Oct. 11-12, 2017.
OCAD University, 100 McCaul St., Toronto, Ontario, CANADA
This year at DEEP 2017:
Learning to Support and Understand Diversity & Complexity
“Let’s not teach our machines our stereotypes & presumptions.”
More and more decisions are being delegated to machines, whether to authorize access, recognize illnesses, predict risks, determine loan and credit worthiness, academic potential, future employment performance or a multitude of other functions. This trend has the potential to amplify existing inequities.
Whether we welcome or fear machine intelligence, it is important that we attend to what we teach machines. Do our machines understand and serve individuals that are different or fail to recognize and ignore anyone that does not conform to the model of an average human?
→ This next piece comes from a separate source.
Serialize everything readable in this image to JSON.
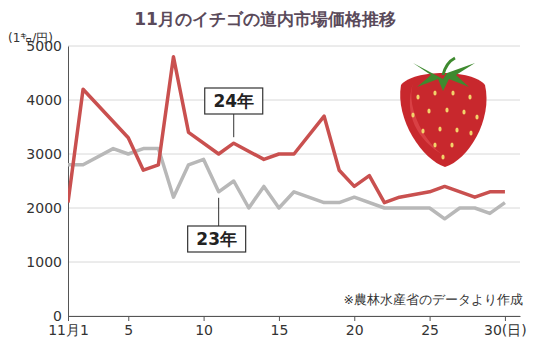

In understanding how bias against outliers is detrimental to machine-learning we gain insights into how our human stereotypes are embedded in our traditional research and public policies, and damage our society.
Topics at DEEP 2017
Discussions will centre around four areas:
- Government Accessible ICT Procurement Policies—recommendations for federal accessible procurement policies will be shared and discussed. Participants will be able to provide input and respond to the final recommendations.
- Cognitive Access & Learning Differences – an area that is not well developed in accessibility legislation and services is the area of cognitive access, yet it is the most prevalent experience of disability. There is a call for Canada to take bold steps in this issue. Participants will help to establish a bold plan.
- Machine Learning—participants will delve into the challenge of teaching machines and automated systems to recognize and adapt to diversity rather than rely on flawed models of “average humans” that perpetuate social, political, and economic biases.
- Co-operative Platforms—participants will step through development of a cooperative platform and consider social implications, privacy implications, inclusion aspects and potential barriers.
Each group will be working toward concrete policies, inclusion models or recommendations for inclusion that will be published and shared openly under Creative Commons licensing.
In the tradition begun in 2012, this event to plan meaningful change will bring together a diversity of fresh perspectives, new ideas, together with seasoned experience, and insight gained from failures and successes. DEEP participants know that digital inclusion is necessary and urgent. We don’t need to persuade each other of the “why”. This allows us to focus our time together during the think tank on the “how”? We will spend our collective time and talents to design strategies, plans, collaborative projects, cross-sector initiatives and new disruptive ways to foster more inclusive prosperity, privacy, and life-long learning.
Events at DEEP 2017
In cooperation with BIG IDeA
“Start Your Machine Learning Engines and Race to the Edge”
Machine learning leaders (including IBM, Microsoft, Google, Amazon and QNX) will be challenged to address scenarios and problems that are not typical or average. Students at more than 8 universities and colleges will create test scenarios and success criteria.
Which AI system can effectively understand and serve: someone who needs to navigate with unique a mobility device, someone who has unusual assets, an applicant with a non-typical employment history, someone seeking a highly specialized product, or other minority needs.
Like all inclusive design, designing for the edge benefits everyone. An AI system that understands and is trained to serve diversity will be better at adapting, predicting and staying relevant. More importantly it will not amplify inequities.